Exhibition in The Walled Garden
Date: Wednesday 1st June
Time: 10.30 - 12.30
Price: £10 per family (up to 2 children plus £5 each additional child)
Suitable from ages 6 yrs upwards
Make your own sculpture from willow and paper and maybe make them into lanterns too. All materials provided. Wear old clothes and bring a small torch if you would like to make a lantern sculpture.
"I visited Pompeii as a child and the plaster casts taken of victims of the eruption made a lasting impression on me and introduced me to the casting process. I cast in alumina cement, resin and I have a small bronze foundry using the ceramic shell method. There is usually a repetitive element in my work and I often cast multiple parts which bolt on to larger pieces."
Ian grew up in East Anglia, he studied at Sheffield College of Art and the Royal College of Art and worked with Eduardo Paolozzi briefly before moving to the West Country. He has taught in a number of British Art Schools and in 2013 Ian did a Fellowship at Chelsea College Of Art and in 2014 was elected an Academician at the Royal West of England Academy.
"I remain committed to object-making, because I believe each generation must redefine itself through its own creations, including objects. And I am committed to sculpture as I see it as a reflection of our own bodies in space. In a sense all we are is ground up stone dust with water added, metamorphosed by the élan vital, the breath of life."
David Worthington is a sculptor who working principally in the medium of stone. After training in Barcelona and New York, he returned to London in 1995 where he maintains a studio practice, carrying out public and private commissions as well as exhibitions.
"Elaines work is subtle, complex and multi-layered, it sneaks up on us to takes us by surprise, lulling us with its decorative beauty, whilst pulling a punch like an iron fist in a very elegant velvet glove" Sue Hubbard
Elaine Wilson was born in Kilmarnock, Scotland. She studied sculpture at Duncan of Jordanstone School of Art in Dundee and completed an MA at the Royal Academy Schools in London. She has exhibited widely in Europe and America, taught in Barcelona and Florence, and has been a visiting tutor at art colleges throughout the UK. She is presently a senior lecturer in sculpture at City and Guilds of London Art School, London.
"My work is my way of making sense of the world around me. Its like a searchlight that never sleeps for very long. There is an element of self enlightenment that I gain through my art, but moreover I hope it is emotive and revealing for the viewer."
Lisa graduated from Wimbledon School of art and was an artist associate of the Frink School of Figurative Sculpture. She works in a variety of materials and scales ranging from small waxes to larger than life size works in cement and bronze with the figure as an ongoing theme and inspiration.
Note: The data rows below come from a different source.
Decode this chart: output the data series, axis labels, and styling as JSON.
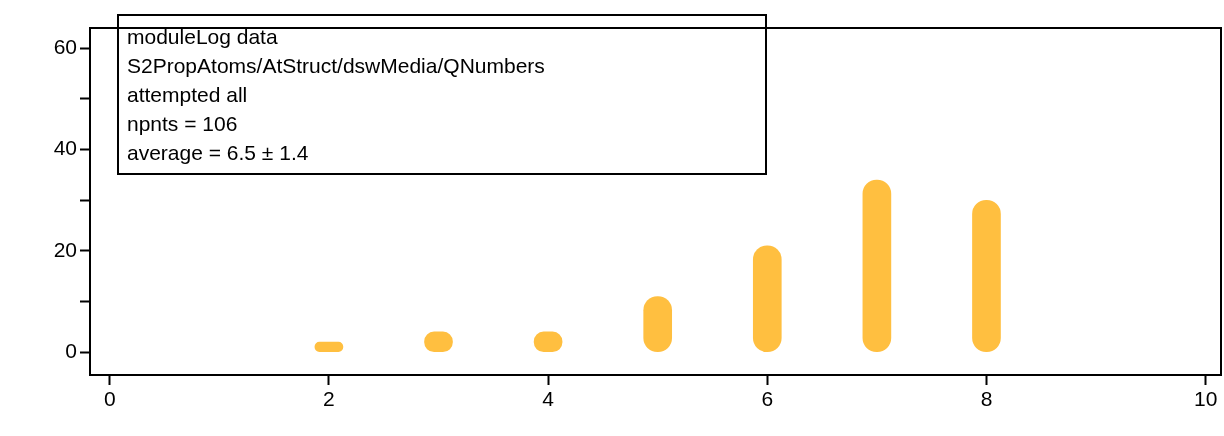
{
  "chart_data": {
    "type": "bar",
    "x": [
      2,
      3,
      4,
      5,
      6,
      7,
      8
    ],
    "values": [
      2,
      4,
      4,
      11,
      21,
      34,
      30
    ],
    "color": "#ffbf40",
    "xlim": [
      -0.18,
      10.14
    ],
    "xticks": [
      0,
      2,
      4,
      6,
      8,
      10
    ],
    "ylim": [
      -4.5,
      64
    ],
    "yticks": [
      0,
      {
        "value": 10,
        "label": null
      },
      20,
      {
        "value": 30,
        "label": null
      },
      40,
      {
        "value": 50,
        "label": null
      },
      60
    ],
    "grid": false,
    "legend": false,
    "annotations": [
      "moduleLog data",
      "S2PropAtoms/AtStruct/dswMedia/QNumbers",
      "attempted all",
      "npnts = 106",
      "average = 6.5 ± 1.4"
    ]
  }
}
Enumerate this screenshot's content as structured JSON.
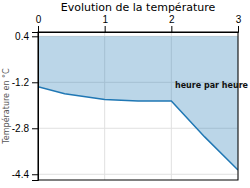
{
  "chart_data": {
    "type": "area",
    "title": "Evolution de la température",
    "y_label": "Température en °C",
    "annotations": [
      {
        "text": "heure par heure",
        "x": 2.1,
        "y": -1.2
      }
    ],
    "x": [
      0,
      0.4,
      1.0,
      1.5,
      2.0,
      2.5,
      3.0
    ],
    "values": [
      -1.35,
      -1.6,
      -1.8,
      -1.85,
      -1.85,
      -3.1,
      -4.25
    ],
    "fill_top": 0.4,
    "xlim": [
      0,
      3
    ],
    "ylim": [
      -4.6,
      0.55
    ],
    "xticks": [
      0,
      1,
      2,
      3
    ],
    "yticks": [
      0.4,
      -1.2,
      -2.8,
      -4.4
    ],
    "grid": true
  }
}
"I love stone. I love the sound of it under a mallet, the smell when its cut, the colour and the texture. Most of all I love its permanence, millions of years in the making, hundreds perhaps thousands of years in the form it gives me."
Originally an art director for ad agencies around the globe Mike retrained as a sculptor studying with quarrymen from the Dorset limestone quarries eventually opening his own studio in 1996.
Mikes work is now in the collections of a number of institutions throughout the UK and in private collections both here and in America.
"During Dorset Art Weeks I will be making a new sculpture on site in response to the Walled Garden. This is a different way of working for me and something I have been exploring over the last two years, moving away from a solely gallery based practice into a more of an installation based one"
Isla makes intriguing structures that are contemplative and deliberately ambiguous. Concerned with the internal architecture of things they focus on the patterns of growth and transformation inherent to all natural phenomena - from micro-organisms to the larger scale geology of the landscape.
"Our often obsessive and rose tinted view of the past needs frequent feeding. Fragments of recognition provide a building material for us to make these connections. Sometimes the slightest hint of shape, smell, or spoken word can take us back to our personal and shared recollections"
Andy Kirkby is a sculptor working in stone, metal and mixed media. His work explores issues of memory, misinterpreted evidence and fragmented form. The work is intended to act as a catalyst - encouraging the viewer to remember and create their own personal narratives.